For Online: Coworking Space meets the demand of digital nomads and remote workers in a coworking space on the island of Koh Phangan – dubbed by.
At the end of April, Airbnb announced a “Live and Work Anywhere” initiative that allows its employees to work remotely. Earlier this week, he went further by sharing 20 destinations he intends to promote with special pages on his website as remote work hubs, with Thailand on the list. The company will partner with the Tourism Authority of Thailand (TAT) to create a “Thailand Hub” page that introduces long-term accommodation, entry requirements and visa policies to users.
The remote work industry has seen explosive growth over the past decade. Even before Covid-19, at least 17% of the U.S. workforce worked full-time remotely, while many more expected flexible or part-time remote work as a perk.
Thailand has long been an attractive option for remote workers or entrepreneurs looking to expand businesses, thanks to its top-notch infrastructure, low costs, and world-class tourist destinations. In recent months, the country’s reputation as a remote work haven has been in the headlines. Late last month, Bangkok was ranked the second best city for digital nomads by Instant Group, while another survey – William Russell’s website, gave Koh Phangan the top spot for being the best place in the world for a workcation, according to its latest survey published on July 3.
Previously, without any clear visa category that allowed remote workers to stay in the country long-term, most relied on headache-inducing tourist or education visas. But in a bid to spur economic growth, the cabinet recently approved a new visa category known as the Long-Term Resident (LTR) visa program, effective from September 1 this year. It will grant remote workers and wealthy retirees the right to live in the country for 10 years and provide other immigration-related benefits, provided applicants meet certain conditions. But will it work as expected? While it’s commendable that the government has finally passed a new scheme for digital nomads after years of talks that came to nothing, it’s unlikely to attract the remote workers it hopes.

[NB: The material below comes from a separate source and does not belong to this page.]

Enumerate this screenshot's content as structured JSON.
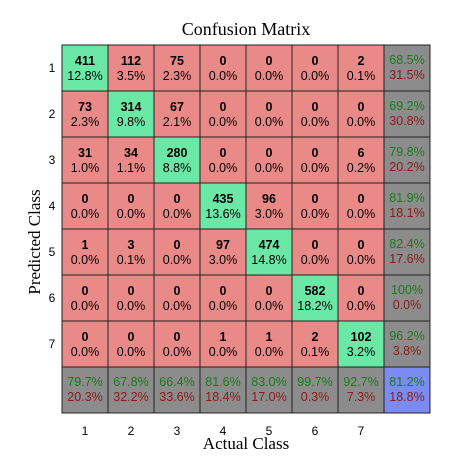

Remote workers must be able to prove a salary of at least US$80,000 (2.8 million baht) in the past two years. That’s quite high compared to the annual €8,460 (370,000 baht) that Portugal, a country with a similar cost of living to Thailand, requires under its D7 residency program. Costa Rica, another competing country, requires proof of a monthly income of US$3,000, or about 108,000 baht.
But beyond a high salary, the killer clause is the requirement that a remote employee’s company be publicly traded and publicly traded or be a private company with revenue of $150 million over the past three years.
Unfortunately, this will disqualify a sizable segment of remote workers who start or participate in venture capital-backed projects. This translates into lost opportunities for knowledge and technology transfer, job creation, and the potential for Thailand to become a technology hub.
As Thailand seeks to diversify its tourism industry, it must remember to stay grounded. All tourist hotspots have been hit hard by the pandemic and most of these countries are trying to pivot and capitalize on the remote working trend. To ensure that it is able to capture a share of this market, the government must understand the market. Otherwise, countries that offer better conditions like Bali’s plan to introduce a nomad visa that allows remote workers to live on the island tax-free will come out on top.
Bangkok Post editorial column
These editorials represent the Bangkok Post’s thoughts on current issues and situations.